Los Parker eran típicos campesinos irlandeses, a pesar de su apellido anglo-normando, común en la mayor parte del mundo angloparlante pero escaso en el mundillo celta de Erín. Probablemente descendieran de algún soldado protestante de Cromwell, pero después de siglos de sucesivos matrimonios con campesinas irlandesas, los Parker del condado de Westmeath son tan irlandeses y católicos como cualquier otra familia católica irlandesa. Ya son una antigua familia lugareña, multitudinaria y unida, con pobres y ricos, como ocurre a lo largo y ancho de Europa gracias a los procesos de movilidad social de décadas recientes.

 

Uno de los Parker actuales, el Hermano Colman (Stephen) Parker, Provincial de los Maristas de Irlanda, fue nuestro guía en el mundo de nuestra familia irlandesa cuando vivíamos nuestra experiencia como estudiantes de postgrado en St.Antony’s College, Oxford. Su hermano, el Padre Thomas Parker, misionero de la orden de los Columbanos, nos visitó en Estados Unidos varias veces mientras cursábamos el doctorado en Yale, como lo hizo asimismo uno de los Spollen cuyos antepasados inmediatos habían emigrado a ese país a principios del siglo XX.

 

Los Parker y los Spollen poblaron el Nuevo Mundo, como ocurriera con millones de irlandeses, cuyo país fue virtualmente despoblado durante el siglo XIX. Las granjas ancestrales de la familia, cercanas a las aldeas de Lissdoughan, Rath y Kilkenny West, con sus antiguos edificios arruinados que son adyacentes a otros modernos y modestos, pueden visitarse. También pueden visitarse las tumbas, con sus cruces celtas, en el pequeño cementerio católico de Kilkenny West. La mayoría de los descendientes de la generación de los padres de Mary-Anne Parker de Burrier emigraron a los Estados Unidos, pero los hay también en Australia, Sud África, Brasil, y naturalmente en la misma Irlanda.

 

Entre las historias más interesantes de los descendientes de nuestras dos parejas Parker-Spollen se encuentran la de Patrick J. Parker, hijo de Thomas y Anne, que fuera comisionado de todas las tiendas de la Hudson Bay Trading Company en Canadá, y la del coronel norteamericano John Parker Jr., nieto de la misma pareja, que fuera agregado militar en Tokio inmediatamente después de la Segunda Guerra Mundial. 

 

Leonard Parker, primo hermano de nuestra abuela materna, lucho contra España en la Guerra de Cuba, al revés de nuestro abuelo paterno José Escudé, que fuera voluntario español. En la misma guerra murió Thomas Mc Lure, esposo de Margaret Parker, hija de Thomas y Anne. Regresada Margaret a Irlanda, su hijo Tommy McLure, piloto de la Royal Air Force, murió durante la Primera Guerra Mundial y tiene un vitral en su honor en la iglesia de Kilkenny West. Finalmente, el mayor norteamericano Joseph E. Parker Jr., nieto de Thomas y Anne, murió en Vietnam.

 

Nuestra historia es la desgarradora historia de Occidente como un todo. Es una historia de la globalización antes de la globalización.

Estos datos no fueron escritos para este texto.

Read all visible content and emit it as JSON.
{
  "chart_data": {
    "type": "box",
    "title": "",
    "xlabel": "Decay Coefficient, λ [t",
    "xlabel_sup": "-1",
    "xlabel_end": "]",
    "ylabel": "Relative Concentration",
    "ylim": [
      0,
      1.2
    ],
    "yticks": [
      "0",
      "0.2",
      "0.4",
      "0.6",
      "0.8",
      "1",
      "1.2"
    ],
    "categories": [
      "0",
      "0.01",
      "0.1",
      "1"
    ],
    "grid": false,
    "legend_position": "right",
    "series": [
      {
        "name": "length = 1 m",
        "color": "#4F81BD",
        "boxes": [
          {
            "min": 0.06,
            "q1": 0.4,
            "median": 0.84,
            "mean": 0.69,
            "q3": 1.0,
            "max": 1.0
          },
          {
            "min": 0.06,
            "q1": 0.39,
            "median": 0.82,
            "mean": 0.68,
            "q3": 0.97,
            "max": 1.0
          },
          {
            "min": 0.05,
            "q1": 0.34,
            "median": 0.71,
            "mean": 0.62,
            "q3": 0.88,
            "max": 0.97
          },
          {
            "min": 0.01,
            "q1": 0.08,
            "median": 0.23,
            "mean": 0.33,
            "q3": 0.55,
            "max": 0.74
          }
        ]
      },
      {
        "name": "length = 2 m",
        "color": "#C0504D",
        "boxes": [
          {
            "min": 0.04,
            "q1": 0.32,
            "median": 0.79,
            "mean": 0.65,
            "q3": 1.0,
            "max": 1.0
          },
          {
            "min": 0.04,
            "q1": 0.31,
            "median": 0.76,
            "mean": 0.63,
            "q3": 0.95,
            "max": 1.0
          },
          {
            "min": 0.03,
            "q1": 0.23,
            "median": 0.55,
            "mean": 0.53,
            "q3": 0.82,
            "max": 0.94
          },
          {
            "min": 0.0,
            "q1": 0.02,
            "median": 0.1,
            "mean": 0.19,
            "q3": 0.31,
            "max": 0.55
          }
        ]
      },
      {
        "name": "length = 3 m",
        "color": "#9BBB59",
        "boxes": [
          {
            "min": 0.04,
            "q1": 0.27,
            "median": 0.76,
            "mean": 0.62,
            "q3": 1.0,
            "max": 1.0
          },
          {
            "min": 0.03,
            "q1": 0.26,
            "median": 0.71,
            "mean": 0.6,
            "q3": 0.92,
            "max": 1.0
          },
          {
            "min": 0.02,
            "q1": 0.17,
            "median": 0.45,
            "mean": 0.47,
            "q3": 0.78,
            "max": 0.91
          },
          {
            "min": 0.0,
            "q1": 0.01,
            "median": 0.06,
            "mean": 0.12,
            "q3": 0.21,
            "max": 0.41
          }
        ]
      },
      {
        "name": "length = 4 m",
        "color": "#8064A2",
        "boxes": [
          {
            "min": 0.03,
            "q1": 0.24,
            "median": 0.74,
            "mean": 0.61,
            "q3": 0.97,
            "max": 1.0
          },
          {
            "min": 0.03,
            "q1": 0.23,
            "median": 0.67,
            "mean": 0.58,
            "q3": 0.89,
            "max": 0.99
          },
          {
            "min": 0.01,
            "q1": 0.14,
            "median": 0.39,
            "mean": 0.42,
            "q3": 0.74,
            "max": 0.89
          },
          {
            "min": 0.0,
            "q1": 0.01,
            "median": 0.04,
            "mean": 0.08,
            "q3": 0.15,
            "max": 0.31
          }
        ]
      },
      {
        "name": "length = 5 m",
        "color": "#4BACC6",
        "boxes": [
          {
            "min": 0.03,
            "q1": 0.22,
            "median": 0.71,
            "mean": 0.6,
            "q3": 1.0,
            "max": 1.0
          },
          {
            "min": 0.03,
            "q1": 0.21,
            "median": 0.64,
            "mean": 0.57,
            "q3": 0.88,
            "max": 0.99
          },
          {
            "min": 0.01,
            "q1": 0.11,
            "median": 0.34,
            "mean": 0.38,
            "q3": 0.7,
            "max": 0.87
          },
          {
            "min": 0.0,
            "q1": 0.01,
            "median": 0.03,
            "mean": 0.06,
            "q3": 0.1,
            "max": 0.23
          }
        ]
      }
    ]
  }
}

LOS SPOLLEN Y LAS MITOLOGÍAS CELTAS

 

Al contrario del caso del apellido Parker, Spollen (el nombre de la familia materna de Mary-Anne Parker de Burrier) es un apellido muy poco frecuente, aún en Irlanda, pero típicamente celta. El apellido abunda en el condado de Westmeath (uno de nuestros Spollen era el dueño y editor del periódico local, el Westmeath-Offaly Independent) pero es muy raro más allá. Este linaje campesino celta está incluido en las crónicas de la mitología irlandesa.

 

Por cierto, la genealogía es una afición muy difundida entre los irlandeses de todas las clases sociales. Esto se debe a que la mayor parte de la aristocracia irlandesa original fue destruida en crisis sucesivas posteriores al sometimiento al rey Enrique II de Inglaterra, en el siglo XII. Como consecuencia, se construyeron mitologías inverosímiles que atribuyen a todos los irlandeses de linaje celta una descendencia directa de los antiguos reyes de Irlanda. No hay en esto esnobismo ni sentido de importancia alguno, sino una encantadora confirmación legendaria de la unidad étnica nacional, cuyo principal cemento es un catolicismo que más que religioso es símbolo de identidad. Nuestra familia Spollen no es excepción a la regla.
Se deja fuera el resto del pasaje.